When Riot Games revealed that a League of Legends: Wild Rift advertisement used fully AI generated animation, the internet lit up in debate. For many, it was a clear sign of how quickly companies might abandon human creativity for cheaper, faster alternatives. The backlash echoed earlier controversies, like Marvel’s AI made opening sequence for Secret Invasion or Netflix’s short The Dog & the Boy, which replaced background artists with machine made backgrounds. Each case showed that audiences weren’t impressed, in fact, they felt somewhat cheated.
AI image generators like MidJourney and Stable Diffusion work by pulling and remixing from the work of millions of real artists, usually without permission or pay. Still, millions of people use them because they can spit out ten pictures in seconds. But quantity does not equal quality. Even casual, non-artistic audiences can spot the mistakes: characters with seven fingers, jewelry melting into skin, materials twisting in ways that defy physics… When used in professional settings, these flaws are so strange looking that they break immersion.
The intent behind the work is another problem. Artists design with a certain purpose in mind, whether that’s building emotional resonance or communicating their story through certain visual choices. AI does not “intend” anything. It mirrors patterns without understanding them fully, which is why the Secret Invasion intro felt incredibly hollow to many. In stark contrast, projects like Arcane or Breath of the Wild succeed because every visual decision, from the composition to color, was shaped by people with a specific vision.

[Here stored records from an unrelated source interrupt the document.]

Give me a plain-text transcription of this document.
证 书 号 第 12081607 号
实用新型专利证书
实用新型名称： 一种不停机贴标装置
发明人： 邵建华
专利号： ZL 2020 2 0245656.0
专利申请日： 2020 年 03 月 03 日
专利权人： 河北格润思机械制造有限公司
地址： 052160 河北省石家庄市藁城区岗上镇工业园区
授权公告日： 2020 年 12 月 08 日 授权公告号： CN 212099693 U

Not every studio is rushing to replace artists though. Sony Pictures Animation tested AI tools during the making of Spider-Man: Across the Spider-verse, but only to handle repetitive technical tasks. Additionally, the unique look of the film came from hundreds of artists pushing their creative boundaries and not from a pre-designed algorithm. Alongside this, Nintendo and Blizzard have also kept their art teams at the center of production, showing that companies can resist the pressure to cut corners.
In the end, artists looking for work shouldn’t panic, as most employers will realize their irreplaceability. AI might flood the market with cheap imitations, but art with intention will always outshine that convenience. It’s what audiences connect with, after all.